Eine florierende Landwirtschaft ist auch dank des Einsatzes von Pestiziden möglich. Um Qualität und Ernte zu garantieren, sei man auf Pestizide angewiesen, so Bauernverbandspräsident Markus Ritter.
Doch Pestizide können ins Trinkwasser gelangen und für Mensch, Tier und Umwelt allenfalls schädlich sein. Mehrfach haben Kantonschemiker in den letzten Monaten von überschrittenen Grenzwerten im Trinkwasser berichtet. Es ist aber eine Kontroverse.
So ist es kein Wunder, dass das Thema Pestizide auch an der gestrigen Delegiertenversammlung des Bauernverbandes ein grosses Thema war. Von einer «Hexenjagd» war die Rede. Es sei eine «Illusion», zu glauben, man könne auf Pflanzenschutzmittel verzichten.
Nun gerät die Zulassungsstelle für Pflanzenschutzmittel, das Bundesamt für Landwirtschaft (BLW), in die Kritik. Ein externer Untersuchungsbericht von KPMG im Auftrag verschiedener Bundesämter, darunter derjenigen für Landwirtschaft, Umwelt und Gesundheit, kommt zum Schluss: Der Zulassungsstelle fehle es – aufgrund der Zugehörigkeit zum BLW – an formeller Unabhängigkeit.
Von negativen Auswirkungen auf die Glaubwürdigkeit ist die Rede und von fehlender Transparenz. Das Bundesamt für Umwelt sei zu wenig stark in den Prozess involviert.
Intransparente Vorgehensweise
Konkret prüft das BLW die Gesuche der Hersteller und analysiert die Pestizide regelmässig. Einzelne Punkte lässt das Bundesamt von zuständigen Ämtern wie Agroscop oder Seco prüfen. Dabei fliessen auch aktuelle Studien und Empfehlungen der EU mit ein. Der Zulassungsentscheid liegt am Schluss jedoch immer beim BLW.
Es besteht die Gefahr, dass die Zulassung zugunsten der Landwirtschaft ausfällt.
Kantonschemiker Kurt Seiler sagt, häufig sei intransparent, wie die Erkenntnisse der Kantone in den Zulassungsprozess einfliessen. Er begrüsst den externen Bericht: «Es wäre gut, wenn das Bundesamt, das eigentlich für die Umwelt zuständig ist, also das Bafu, eine wichtigere Rolle in diesem Prozess hätte». Für Seiler ist klar: «Es besteht die Gefahr, dass die Zulassung zugunsten der Landwirtschaft ausfällt.»
Gibt es ein neues Zulassungsverfahren?
Beim Bundesamt für Landwirtschaft nimmt man den externen Bericht zur Kenntnis. Man will jetzt aber zuerst die Resultate in einer Arbeitsgruppe analysieren.
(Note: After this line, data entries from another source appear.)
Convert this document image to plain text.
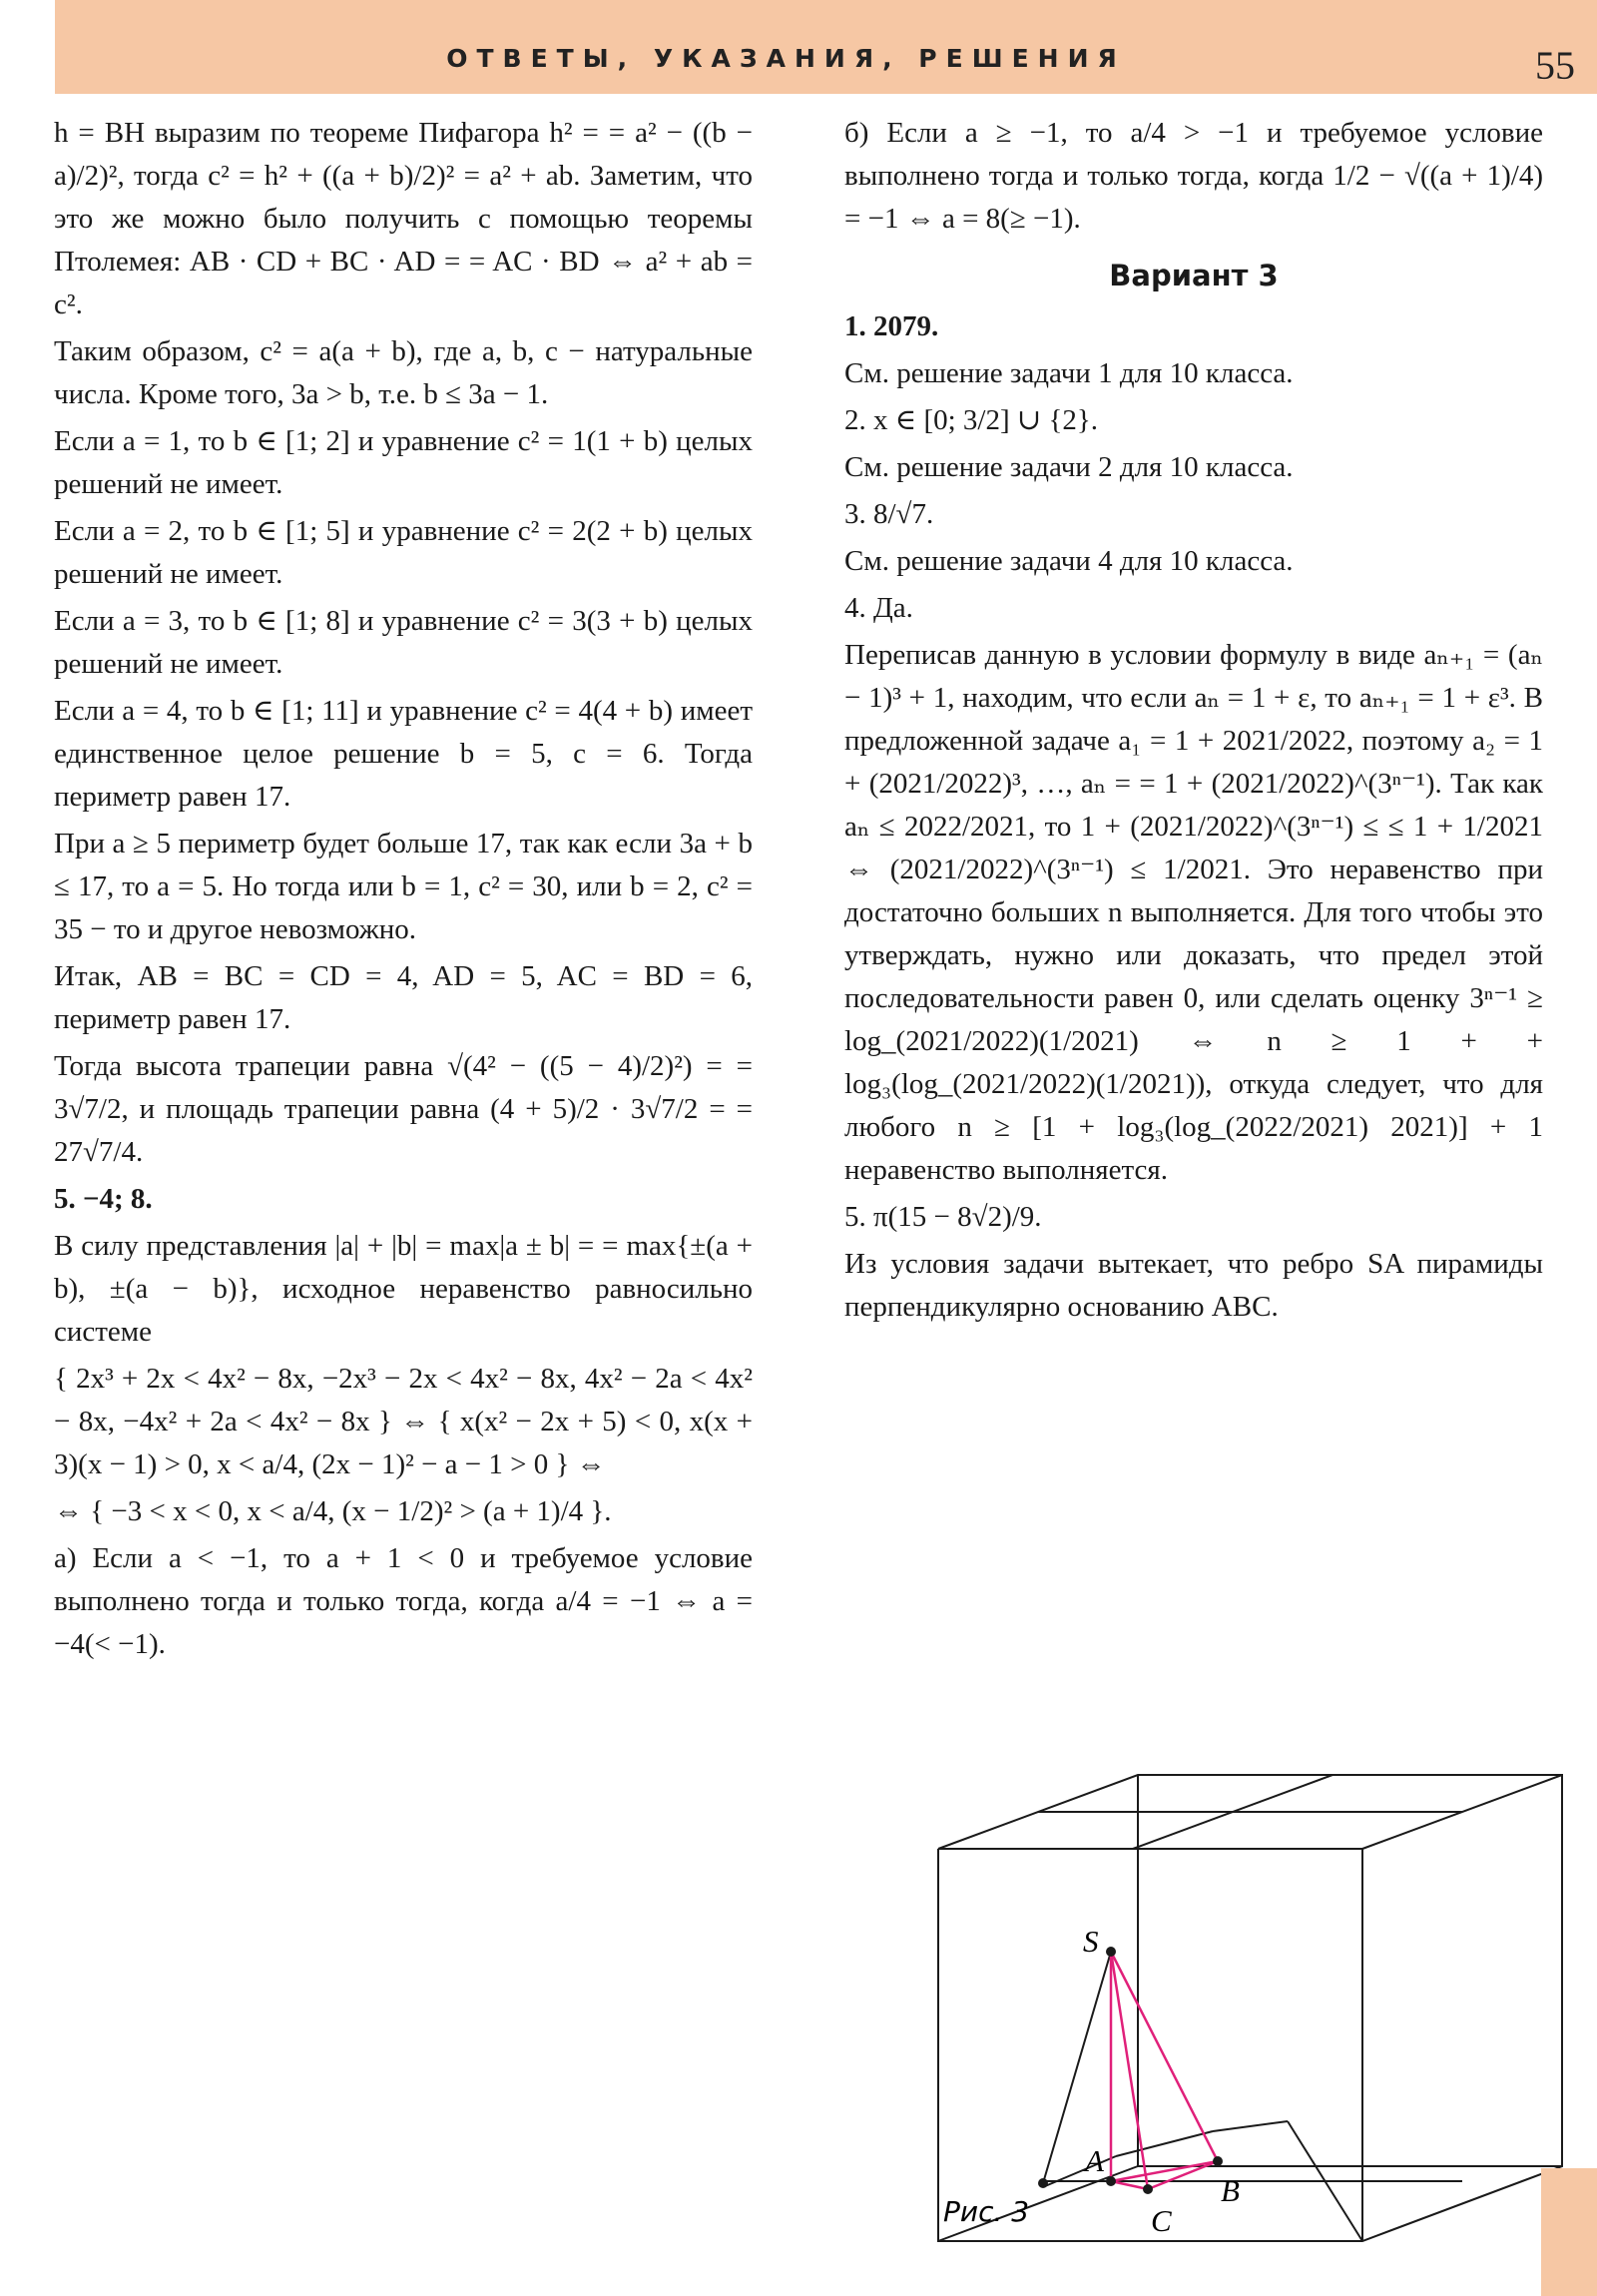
ОТВЕТЫ, УКАЗАНИЯ, РЕШЕНИЯ	55

h = BH выразим по теореме Пифагора h² = = a² − ((b − a)/2)², тогда c² = h² + ((a + b)/2)² = a² + ab. Заметим, что это же можно было получить с помощью теоремы Птолемея: AB · CD + BC · AD = = AC · BD ⇔ a² + ab = c².

Таким образом, c² = a(a + b), где a, b, c − натуральные числа. Кроме того, 3a > b, т.е. b ≤ 3a − 1.

Если a = 1, то b ∈ [1; 2] и уравнение c² = 1(1 + b) целых решений не имеет.

Если a = 2, то b ∈ [1; 5] и уравнение c² = 2(2 + b) целых решений не имеет.

Если a = 3, то b ∈ [1; 8] и уравнение c² = 3(3 + b) целых решений не имеет.

Если a = 4, то b ∈ [1; 11] и уравнение c² = 4(4 + b) имеет единственное целое решение b = 5, c = 6. Тогда периметр равен 17.

При a ≥ 5 периметр будет больше 17, так как если 3a + b ≤ 17, то a = 5. Но тогда или b = 1, c² = 30, или b = 2, c² = 35 − то и другое невозможно.

Итак, AB = BC = CD = 4, AD = 5, AC = BD = 6, периметр равен 17.

Тогда высота трапеции равна √(4² − ((5 − 4)/2)²) = = 3√7/2, и площадь трапеции равна (4 + 5)/2 · 3√7/2 = = 27√7/4.

5. −4; 8.

В силу представления |a| + |b| = max|a ± b| = = max{±(a + b), ±(a − b)}, исходное неравенство равносильно системе

{ 2x³ + 2x < 4x² − 8x, −2x³ − 2x < 4x² − 8x, 4x² − 2a < 4x² − 8x, −4x² + 2a < 4x² − 8x } ⇔ { x(x² − 2x + 5) < 0, x(x + 3)(x − 1) > 0, x < a/4, (2x − 1)² − a − 1 > 0 } ⇔

⇔ { −3 < x < 0, x < a/4, (x − 1/2)² > (a + 1)/4 }.

а) Если a < −1, то a + 1 < 0 и требуемое условие выполнено тогда и только тогда, когда a/4 = −1 ⇔ a = −4(< −1).

б) Если a ≥ −1, то a/4 > −1 и требуемое условие выполнено тогда и только тогда, когда 1/2 − √((a + 1)/4) = −1 ⇔ a = 8(≥ −1).

Вариант 3

1. 2079.

См. решение задачи 1 для 10 класса.

2. x ∈ [0; 3/2] ∪ {2}.

См. решение задачи 2 для 10 класса.

3. 8/√7.

См. решение задачи 4 для 10 класса.

4. Да.

Переписав данную в условии формулу в виде aₙ₊₁ = (aₙ − 1)³ + 1, находим, что если aₙ = 1 + ε, то aₙ₊₁ = 1 + ε³. В предложенной задаче a₁ = 1 + 2021/2022, поэтому a₂ = 1 + (2021/2022)³, …, aₙ = = 1 + (2021/2022)^(3ⁿ⁻¹). Так как aₙ ≤ 2022/2021, то 1 + (2021/2022)^(3ⁿ⁻¹) ≤ ≤ 1 + 1/2021 ⇔ (2021/2022)^(3ⁿ⁻¹) ≤ 1/2021. Это неравенство при достаточно больших n выполняется. Для того чтобы это утверждать, нужно или доказать, что предел этой последовательности равен 0, или сделать оценку 3ⁿ⁻¹ ≥ log_(2021/2022)(1/2021) ⇔ n ≥ 1 + + log₃(log_(2021/2022)(1/2021)), откуда следует, что для любого n ≥ [1 + log₃(log_(2022/2021) 2021)] + 1 неравенство выполняется.

5. π(15 − 8√2)/9.

Из условия задачи вытекает, что ребро SA пирамиды перпендикулярно основанию ABC.

S
A
B
C
Рис. 3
Verschiedene am Prozess beteiligte Bundesämter wollen ein Konzept ausarbeiten, um den Zulassungsprozess zu optimieren. Erste Ergebnisse werden im kommenden Frühling erwartet.
Ein grundsätzlicheres Problem bei den Zulassungsverfahren in der Schweiz und der EU sieht Carsten Brühl.
Der Wissenschaftler der Universität Koblenz Landau war mehrere Jahre für den Pflanzenschutzmittel-Hersteller Syngenta tätig. «Das Verfahren ist festgelegt auf eine Einzelstoffprüfung. Es werden also die Auswirkungen eines einzelnen Pestizids überprüft. In der Landwirtschaft werden aber mehrere Pestizide eingesetzt und dieses Gemisch hat eine andere, negativere Auswirkung auf die Umwelt.»
Innovationen gehemmt
Bei den Pestizid-Herstellern kann man den Vorwurf der fehlenden Unabhängigkeit der Zulassungsstelle nicht nachvollziehen. Der Branchenverband Scienceindustries schreibt: «Die zunehmend strengeren Zulassungsanforderungen der Behörden verhindern Innovationen zu Gunsten der Gesundheit von Mensch, Tier und Umwelt.».
Entscheidend für den Zulassungsprozess sei das Knowhow der Wissenschaftler und nicht die organisatorische Einbindung einer Behörde. Ob und wie der Zulassungsprozess angepasst wird, darüber diskutieren die betroffenen Bundesämter. Auch das für Landwirtschaft.